Haris selalu mempertanyakan hal tersebut meskipun dia sebenarnya sudah tahu jawabannya. Dia merasa sepi karena telah kehilangan beberapa hal dalam dua tahun ini.
Hal yang menggoreskan warna di dalam hidupnya.
Dalam kehampaan ruang ujian, memori menilik jauh ke masa di mana senyum cerahnya masih terpampang tatkala mendapati satu sosok yang selalu sempurna di matanya. Masa sebelum insiden itu terjadi.
"Assalamualaikum? Eh, si Ganteng udah bangun."
"Dek?"
"Liat, aku bawa sesuatu buat Amas."
Amas, panggilan yang terdengar berlebihan tapi senantiasa menjadi kesukaannya dan yang paling dia tunggu-tunggu.
"Ke sini sama siapa?"
"Sama, hehehe ... Mas Titrta. Aku suruh dia nganterin sekalian."
"Terus Mas Tirtanya?"
"Langsung pulang. Katanya disuruh nganterin ibunya ke Gresik."

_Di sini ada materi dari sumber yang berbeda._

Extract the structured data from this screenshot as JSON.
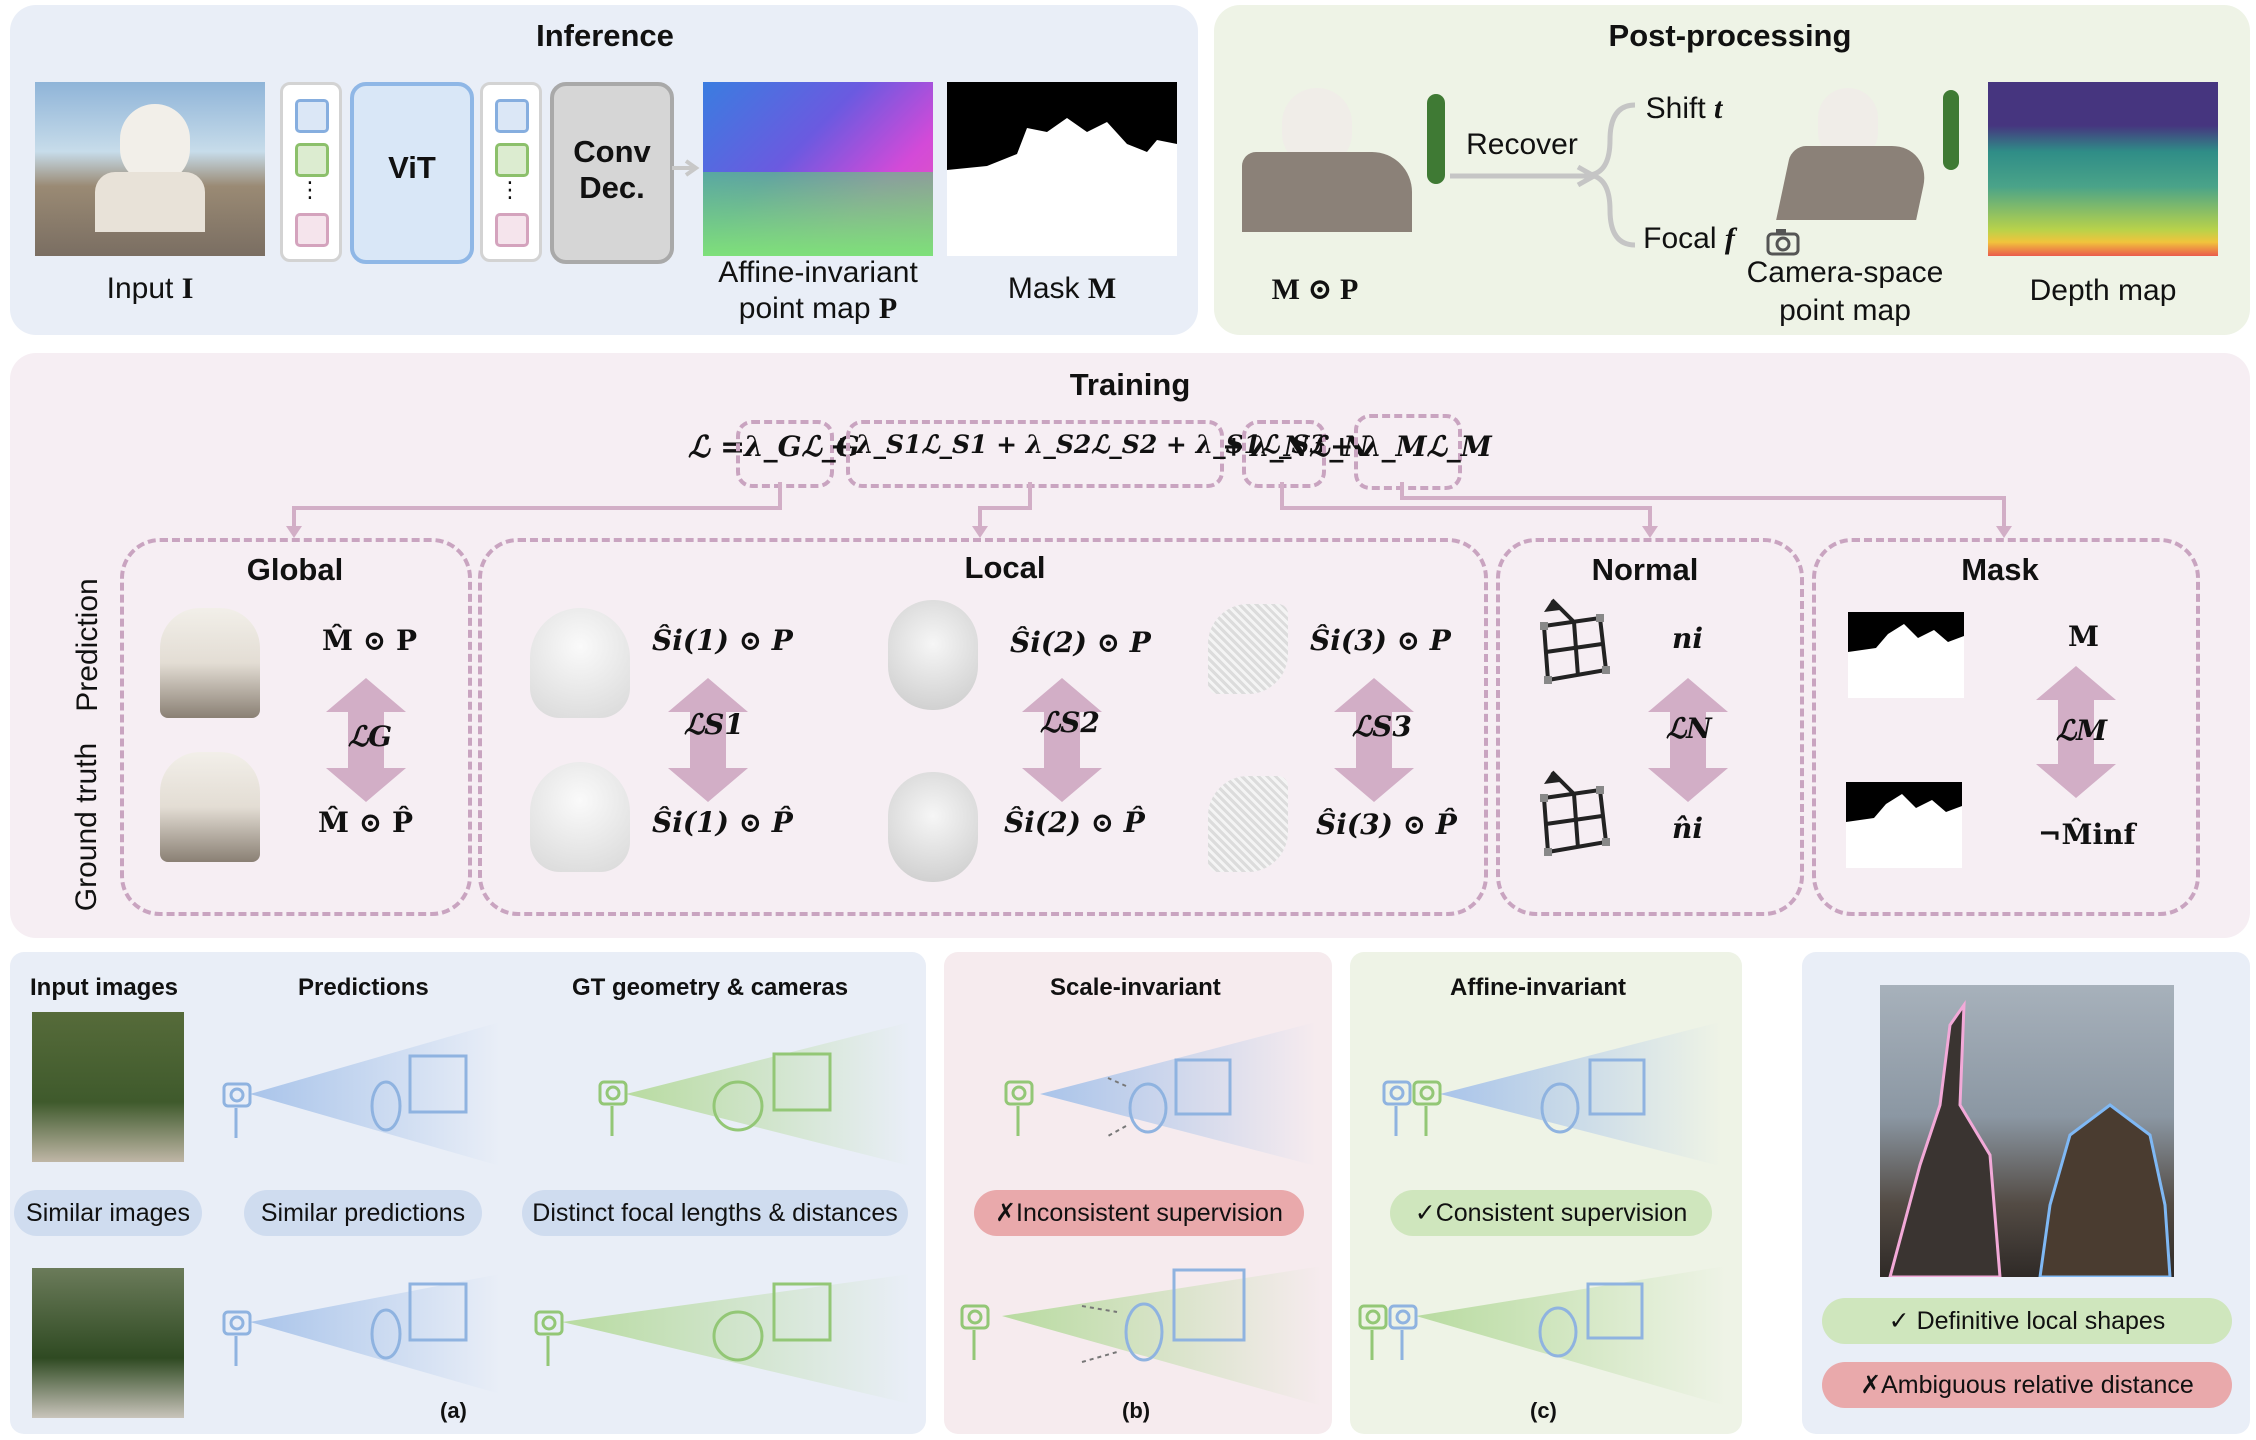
{
  "inference": {
    "title": "Inference",
    "input_label": "Input ",
    "input_symbol": "I",
    "vit_label": "ViT",
    "conv_label_1": "Conv",
    "conv_label_2": "Dec.",
    "affine_label_1": "Affine-invariant",
    "affine_label_2": "point map ",
    "affine_symbol": "P",
    "mask_label": "Mask ",
    "mask_symbol": "M",
    "dots": "⋮"
  },
  "post": {
    "title": "Post-processing",
    "mp_label": "M ⊙ P",
    "recover": "Recover",
    "shift": "Shift ",
    "shift_sym": "t",
    "focal": "Focal ",
    "focal_sym": "f",
    "camera_label_1": "Camera-space",
    "camera_label_2": "point map",
    "depth_label": "Depth map"
  },
  "training": {
    "title": "Training",
    "equation": "ℒ = λ",
    "eq_parts": [
      "ℒ =",
      "λ_Gℒ_G",
      "+",
      "λ_S1ℒ_S1 + λ_S2ℒ_S2 + λ_S1ℒ_S3",
      "+",
      "λ_Nℒ_N",
      "+",
      "λ_Mℒ_M"
    ],
    "side_pred": "Prediction",
    "side_gt": "Ground truth",
    "global": {
      "title": "Global",
      "pred": "M̂ ⊙ P",
      "gt": "M̂ ⊙ P̂",
      "loss": "ℒG"
    },
    "local": {
      "title": "Local",
      "pred": [
        "Ŝi(1) ⊙ P",
        "Ŝi(2) ⊙ P",
        "Ŝi(3) ⊙ P"
      ],
      "gt": [
        "Ŝi(1) ⊙ P̂",
        "Ŝi(2) ⊙ P̂",
        "Ŝi(3) ⊙ P̂"
      ],
      "loss": [
        "ℒS1",
        "ℒS2",
        "ℒS3"
      ]
    },
    "normal": {
      "title": "Normal",
      "pred": "ni",
      "gt": "n̂i",
      "loss": "ℒN"
    },
    "mask": {
      "title": "Mask",
      "pred": "M",
      "gt": "¬M̂inf",
      "loss": "ℒM"
    }
  },
  "bottom": {
    "a": {
      "h1": "Input images",
      "h2": "Predictions",
      "h3": "GT geometry & cameras",
      "p1": "Similar images",
      "p2": "Similar predictions",
      "p3": "Distinct focal lengths & distances",
      "tag": "(a)"
    },
    "b": {
      "title": "Scale-invariant",
      "pill": "✗Inconsistent supervision",
      "tag": "(b)"
    },
    "c": {
      "title": "Affine-invariant",
      "pill": "✓Consistent supervision",
      "tag": "(c)"
    },
    "d": {
      "good": "✓ Definitive local shapes",
      "bad": "✗Ambiguous relative distance"
    }
  },
  "colors": {
    "infer_bg": "#e9eef7",
    "post_bg": "#eef3e6",
    "train_bg": "#f6eef3",
    "blue": "#9dbde6",
    "green": "#a8d18a",
    "pink_arrow": "#d2aec6",
    "red_pill": "#e9a9ab",
    "green_pill": "#cfe6bd"
  }
}
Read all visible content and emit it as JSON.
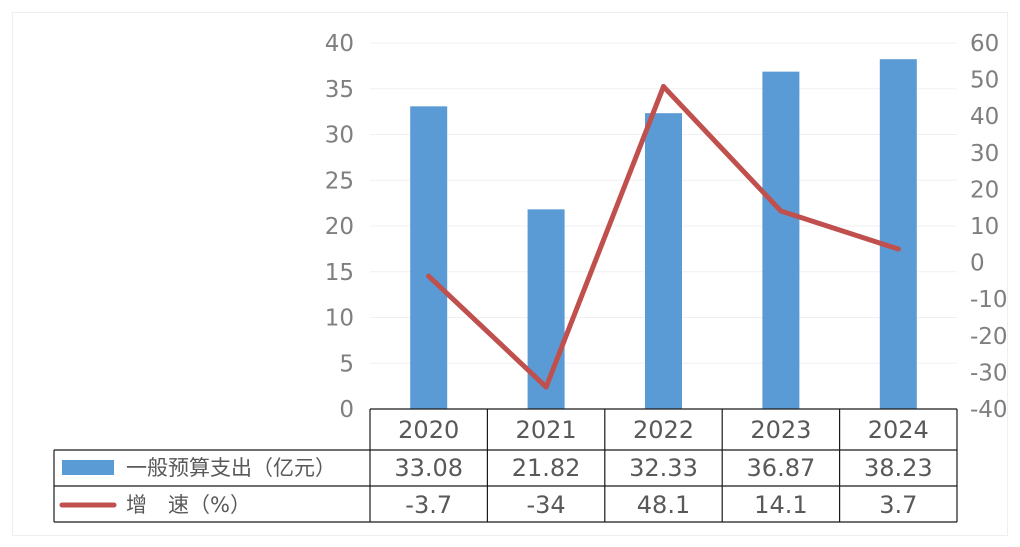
{
  "chart_data": {
    "type": "bar",
    "categories": [
      "2020",
      "2021",
      "2022",
      "2023",
      "2024"
    ],
    "series": [
      {
        "name": "一般预算支出（亿元）",
        "type": "bar",
        "axis": "left",
        "color": "#5b9bd5",
        "values": [
          33.08,
          21.82,
          32.33,
          36.87,
          38.23
        ],
        "labels": [
          "33.08",
          "21.82",
          "32.33",
          "36.87",
          "38.23"
        ]
      },
      {
        "name": "增　速（%）",
        "type": "line",
        "axis": "right",
        "color": "#c0504d",
        "values": [
          -3.7,
          -34,
          48.1,
          14.1,
          3.7
        ],
        "labels": [
          "-3.7",
          "-34",
          "48.1",
          "14.1",
          "3.7"
        ]
      }
    ],
    "y_left": {
      "ticks": [
        "0",
        "5",
        "10",
        "15",
        "20",
        "25",
        "30",
        "35",
        "40"
      ],
      "range": [
        0,
        40
      ]
    },
    "y_right": {
      "ticks": [
        "-40",
        "-30",
        "-20",
        "-10",
        "0",
        "10",
        "20",
        "30",
        "40",
        "50",
        "60"
      ],
      "range": [
        -40,
        60
      ]
    },
    "grid": true,
    "legend": "data-table"
  }
}
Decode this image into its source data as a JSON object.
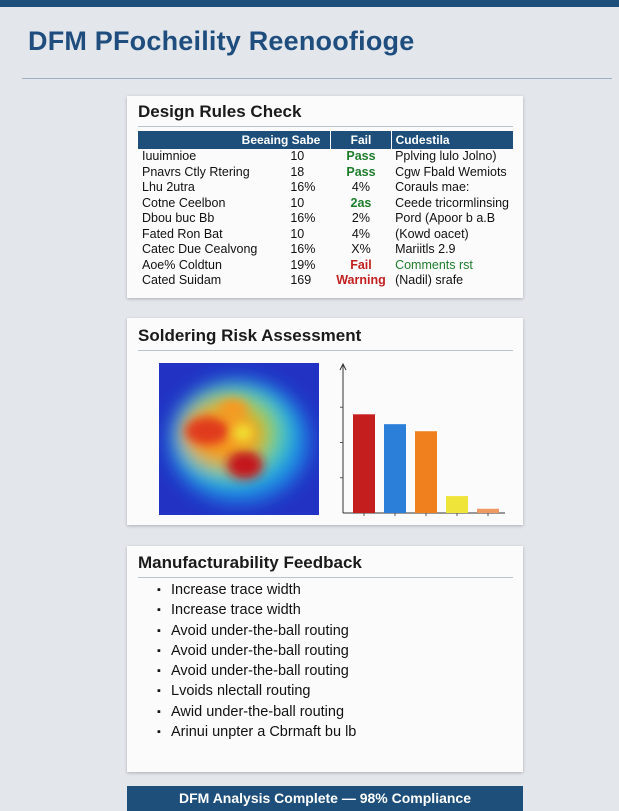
{
  "page": {
    "title": "DFM PFocheility Reenoofioge"
  },
  "rules_card": {
    "title": "Design Rules Check",
    "headers": {
      "name": "Beeaing Sabe",
      "fail": "Fail",
      "comments": "Cudestila"
    },
    "rows": [
      {
        "name": "Iuuimnioe",
        "value": "10",
        "status": "Pass",
        "status_type": "pass",
        "comment": "Pplving lulo Jolno)",
        "comment_type": "normal"
      },
      {
        "name": "Pnavrs Ctly Rtering",
        "value": "18",
        "status": "Pass",
        "status_type": "pass",
        "comment": "Cgw Fbald Wemiots",
        "comment_type": "normal"
      },
      {
        "name": "Lhu 2utra",
        "value": "16%",
        "status": "4%",
        "status_type": "normal",
        "comment": "Corauls mae:",
        "comment_type": "normal"
      },
      {
        "name": "Cotne Ceelbon",
        "value": "10",
        "status": "2as",
        "status_type": "pass",
        "comment": "Ceede tricormlinsing",
        "comment_type": "normal"
      },
      {
        "name": "Dbou buc Bb",
        "value": "16%",
        "status": "2%",
        "status_type": "normal",
        "comment": "Pord (Apoor b a.B",
        "comment_type": "normal"
      },
      {
        "name": "Fated Ron Bat",
        "value": "10",
        "status": "4%",
        "status_type": "normal",
        "comment": "(Kowd oacet)",
        "comment_type": "normal"
      },
      {
        "name": "Catec Due Cealvong",
        "value": "16%",
        "status": "X%",
        "status_type": "normal",
        "comment": "Mariitls 2.9",
        "comment_type": "normal"
      },
      {
        "name": "Aoe% Coldtun",
        "value": "19%",
        "status": "Fail",
        "status_type": "fail",
        "comment": "Comments rst",
        "comment_type": "green"
      },
      {
        "name": "Cated Suidam",
        "value": "169",
        "status": "Warning",
        "status_type": "warn",
        "comment": "(Nadil) srafe",
        "comment_type": "normal"
      }
    ]
  },
  "solder_card": {
    "title": "Soldering Risk Assessment",
    "heatmap_colors": [
      "#2233c4",
      "#1e88e5",
      "#35c3c8",
      "#8ccf3e",
      "#f0e030",
      "#f59a20",
      "#e03a1c",
      "#c4121a"
    ]
  },
  "chart_data": {
    "type": "bar",
    "categories": [
      "",
      "",
      "",
      "",
      ""
    ],
    "values": [
      70,
      63,
      58,
      12,
      3
    ],
    "colors": [
      "#c41e1e",
      "#2b7fd9",
      "#f07f1d",
      "#eee43a",
      "#ef9a63"
    ],
    "title": "",
    "xlabel": "",
    "ylabel": "",
    "ylim": [
      0,
      100
    ],
    "grid": false
  },
  "feedback_card": {
    "title": "Manufacturability Feedback",
    "items": [
      "Increase trace width",
      "Increase trace width",
      "Avoid under-the-ball routing",
      "Avoid under-the-ball routing",
      "Avoid under-the-ball routing",
      "Lvoids nlectall routing",
      "Awid under-the-ball routing",
      "Arinui unpter a Cbrmaft bu lb"
    ]
  },
  "footer": {
    "text": "DFM Analysis Complete — 98% Compliance"
  }
}
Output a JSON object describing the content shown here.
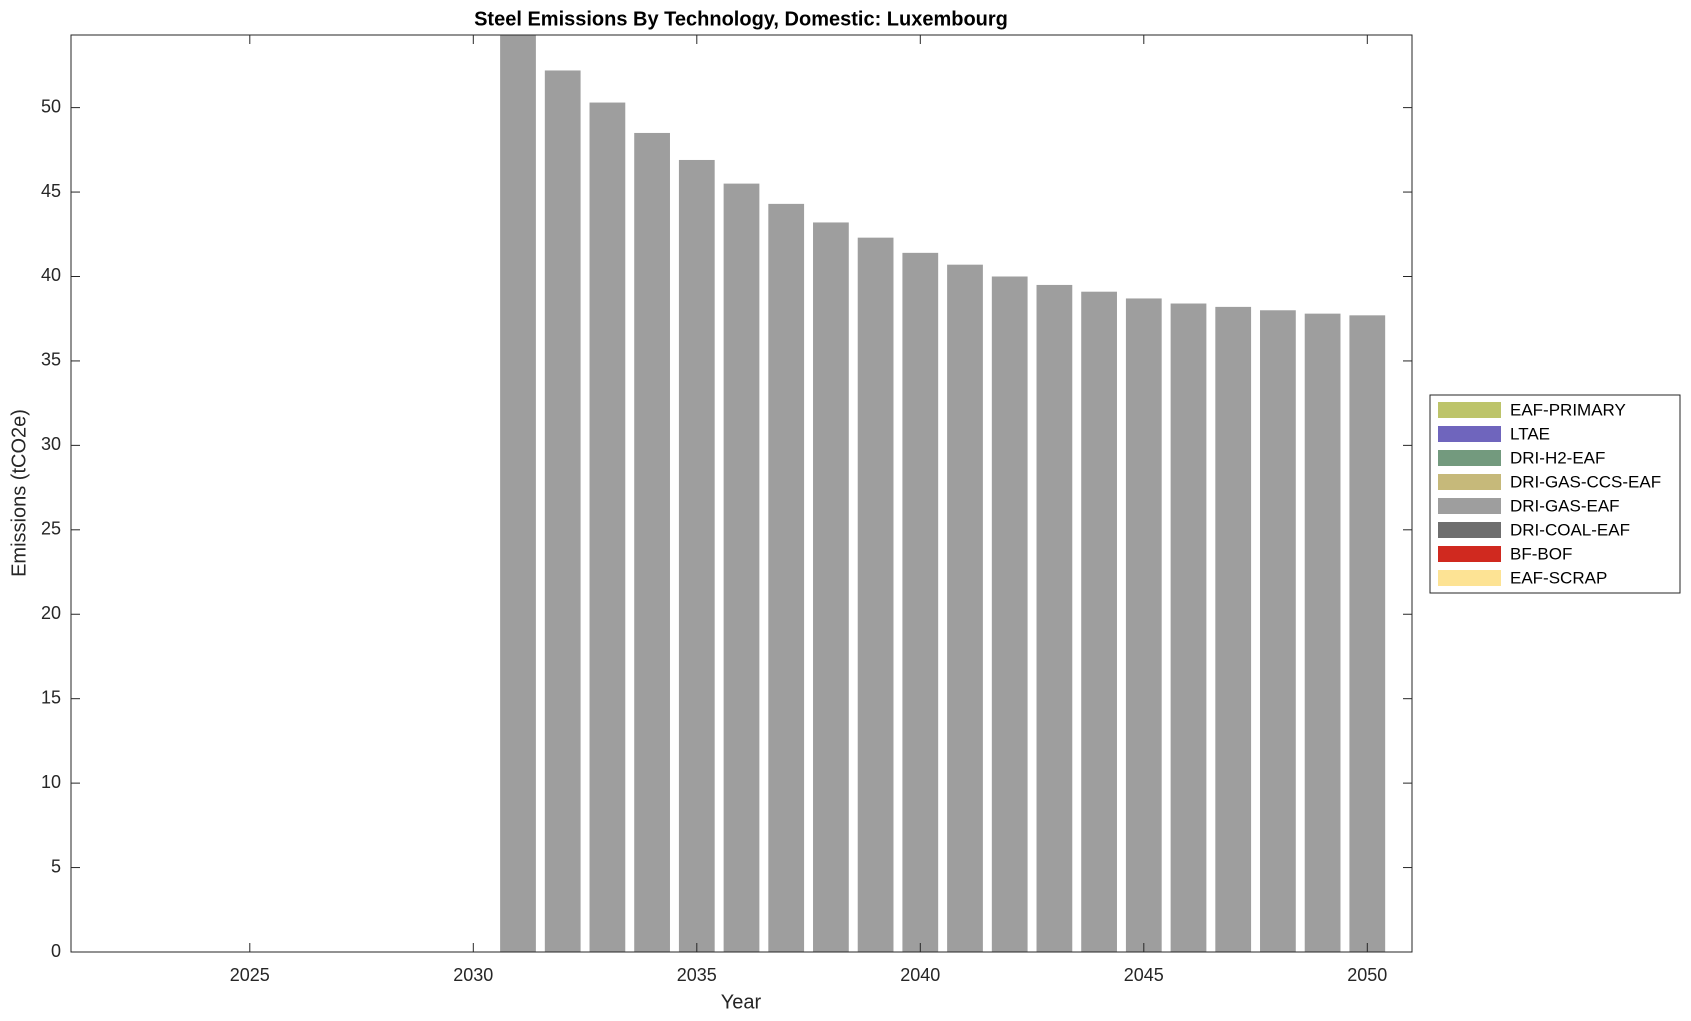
{
  "chart_data": {
    "type": "bar",
    "stacked": true,
    "title": "Steel Emissions By Technology, Domestic: Luxembourg",
    "x_label": "Year",
    "y_label": "Emissions (tCO2e)",
    "x": [
      2031,
      2032,
      2033,
      2034,
      2035,
      2036,
      2037,
      2038,
      2039,
      2040,
      2041,
      2042,
      2043,
      2044,
      2045,
      2046,
      2047,
      2048,
      2049,
      2050
    ],
    "series": [
      {
        "name": "EAF-PRIMARY",
        "color": "#bdc46a",
        "values": [
          0,
          0,
          0,
          0,
          0,
          0,
          0,
          0,
          0,
          0,
          0,
          0,
          0,
          0,
          0,
          0,
          0,
          0,
          0,
          0
        ]
      },
      {
        "name": "LTAE",
        "color": "#6f65bd",
        "values": [
          0,
          0,
          0,
          0,
          0,
          0,
          0,
          0,
          0,
          0,
          0,
          0,
          0,
          0,
          0,
          0,
          0,
          0,
          0,
          0
        ]
      },
      {
        "name": "DRI-H2-EAF",
        "color": "#739a7e",
        "values": [
          0,
          0,
          0,
          0,
          0,
          0,
          0,
          0,
          0,
          0,
          0,
          0,
          0,
          0,
          0,
          0,
          0,
          0,
          0,
          0
        ]
      },
      {
        "name": "DRI-GAS-CCS-EAF",
        "color": "#c6b97a",
        "values": [
          0,
          0,
          0,
          0,
          0,
          0,
          0,
          0,
          0,
          0,
          0,
          0,
          0,
          0,
          0,
          0,
          0,
          0,
          0,
          0
        ]
      },
      {
        "name": "DRI-GAS-EAF",
        "color": "#9e9e9e",
        "values": [
          54.3,
          52.2,
          50.3,
          48.5,
          46.9,
          45.5,
          44.3,
          43.2,
          42.3,
          41.4,
          40.7,
          40.0,
          39.5,
          39.1,
          38.7,
          38.4,
          38.2,
          38.0,
          37.8,
          37.7
        ]
      },
      {
        "name": "DRI-COAL-EAF",
        "color": "#6e6e6e",
        "values": [
          0,
          0,
          0,
          0,
          0,
          0,
          0,
          0,
          0,
          0,
          0,
          0,
          0,
          0,
          0,
          0,
          0,
          0,
          0,
          0
        ]
      },
      {
        "name": "BF-BOF",
        "color": "#d0291f",
        "values": [
          0,
          0,
          0,
          0,
          0,
          0,
          0,
          0,
          0,
          0,
          0,
          0,
          0,
          0,
          0,
          0,
          0,
          0,
          0,
          0
        ]
      },
      {
        "name": "EAF-SCRAP",
        "color": "#fde394",
        "values": [
          0,
          0,
          0,
          0,
          0,
          0,
          0,
          0,
          0,
          0,
          0,
          0,
          0,
          0,
          0,
          0,
          0,
          0,
          0,
          0
        ]
      }
    ],
    "xlim": [
      2021,
      2051
    ],
    "xticks": [
      2025,
      2030,
      2035,
      2040,
      2045,
      2050
    ],
    "ylim": [
      0,
      54.3
    ],
    "yticks": [
      0,
      5,
      10,
      15,
      20,
      25,
      30,
      35,
      40,
      45,
      50
    ],
    "legend": "right"
  }
}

Haris spontan melebarkan senyum begitu rasa bahagia perlahan menjalar ke seluruh tubuh, meredakan sisa rasa sakit dari operasi yang dia jalani kemarin sore. Matanya memandang penuh binar cewek cantik yang kini tengah mendudukkan diri di kursi yang ada di samping tempat tidurnya. Cewek yang nyaris tidak ada kesenduan di wajahnya.
Viovina, adik yang sangat dia sayangi.
"Di rumah kayanya sepi. Mas Dihyan masih di kampus, jadi aku langsung ke sini, deh."
"Lah? Harusnya kalau Mas Tirta udah pulang, Mas Dihyan juga udah pulang, dong. Kan, biasanya itu dua orang barengan."
"Gak tahu. Katanya Mas Dihyan masih ada urusan bentar."
Haris mengangguk tanpa sedikit pun mengurangi kadar manis di senyumnya sambil melihat Vio yang tengah mengupaskan buah jeruk.
Rasanya dunia begitu damai tanpa ada gelisah sedikit pun. Ruangan tertutup, namun Haris merasa ada angin dingin yang membelai lembut wajahnya.
"Cepet sembuh, ya, Mas? Jangan masuk rumah sakit lagi."
Suara gemas bak penenang, melebur rasa takut akan himpitan penyakit yang ingin sekali mencabut nyawanya. Di mata Haris, Vio adalah adik yang sempurna dan kesempurnaan itu seolah-olah telah melengkapi kekurangan yang dimilikinya sejak lahir.
Kekurangan? Ya. Haris tidak terlahir baik-baik saja. Dia memiliki kelainan jantung yang membuat tubuhnya sangat lemah jika melakukan aktivitas berat. Rumah sakit adalah tempat langganannya setiap bulan dan obat adalah cemilannya sehari-hari setelah makan.
Setiap degup jantung tak beraturan dan napas menjadi sesak, saat itulah ketakutan Haris mencuat. Takut jika waktunya sudah habis dan dia akan meninggalkan keseruan di rumahnya tanpa ada kata siap. Tapi saat keadaan normal bersama saudara, seketika dia lupa dengan rasa takut itu.
"Amas gak janji."
"Kok, ngomongnya gitu? Orang kalau sakit, doanya pasti cepet sembuh."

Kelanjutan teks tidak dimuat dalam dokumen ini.